Para ministro da Fazenda, CV e PCC não são grupos terroristas
Em Washington, Dario Durigan contesta classificação americana sobre as duas maiores facções criminosas do Brasil
“Não parece devido. (…) Acho que pode ter impacto no mercado financeiro, pode ter impacto no turismo e acho isso ruim”, disse nesta sexta-feira, 17, o ministro da Fazenda, Dario Durigan, a respeito da posição do governo Lula sobre a possibilidade de os EUA classificarem o Comando Vermelho e o PCC como organizações terroristas.
A declaração foi feita em Washington, à margem das reuniões do FMI, onde Durigan integrava a delegação brasileira.
Divergência conceitual e tensão diplomática
Para o ministro, a definição de terrorismo não se aplica às duas facções: “São organizações perigosas, criminosas, que têm que ser enfrentadas com rigor da lei”.
A distinção tem peso jurídico: o terrorismo, conforme a Lei nº 13.260/2016, exige que os atos violentos sejam motivados por xenofobia, discriminação ou preconceito, com o objetivo de provocar terror social — critérios que, segundo o governo brasileiro, as facções não preenchem.

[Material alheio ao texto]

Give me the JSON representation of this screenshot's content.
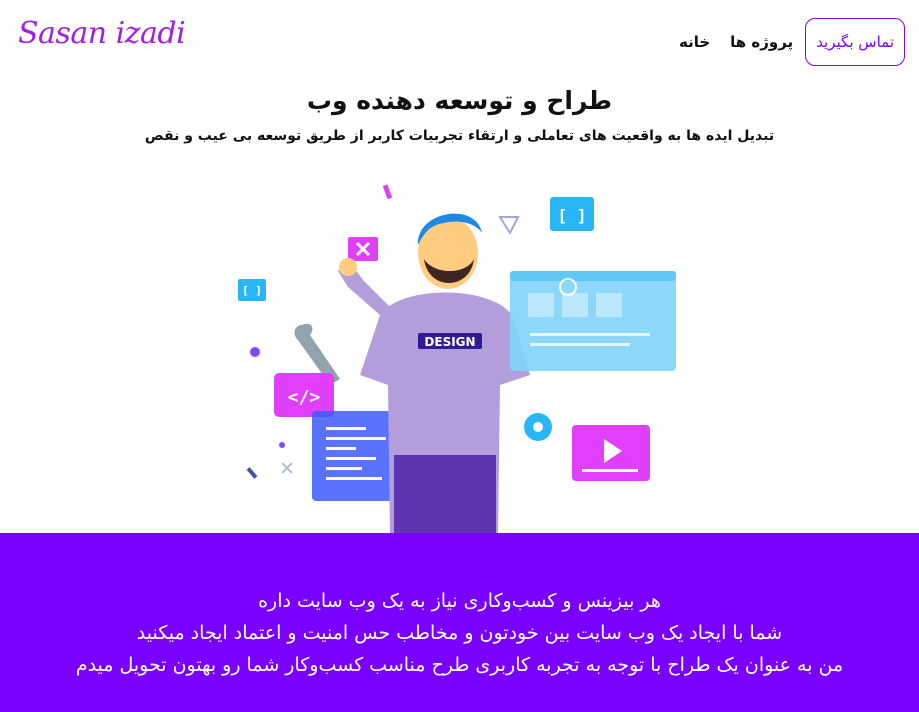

A medida americana estaria em avaliação após pressão de filhos e aliados do ex-presidente Jair Bolsonaro, atualmente em prisão domiciliar, de acordo com reportagem do jornal The New York Times.
O Palácio do Planalto avalia que a designação poderia abrir precedente legal para ações dos Estados Unidos em território nacional — uma perspectiva que o governo considera inaceitável sob o ponto de vista da soberania.
Durigan negou que o assunto tenha entrado na pauta de qualquer reunião bilateral durante o encontro do FMI: “Não houve essa conversa, seja comigo, seja com a equipe brasileira das áreas econômicas que estão aqui em Washington”, disse.
O ministro informou ter se encontrado com o secretário do Tesouro americano, Scott Bessent, em duas ou três ocasiões, sem que o tema fosse mencionado.
Cooperação e pacote de segurança
Divergências terminológico-criminais à parte, o Brasil anunciou um acordo de cooperação com a agência americana U.S. Customs and Border Protection para o combate ao tráfico de drogas e armas entre os dois países.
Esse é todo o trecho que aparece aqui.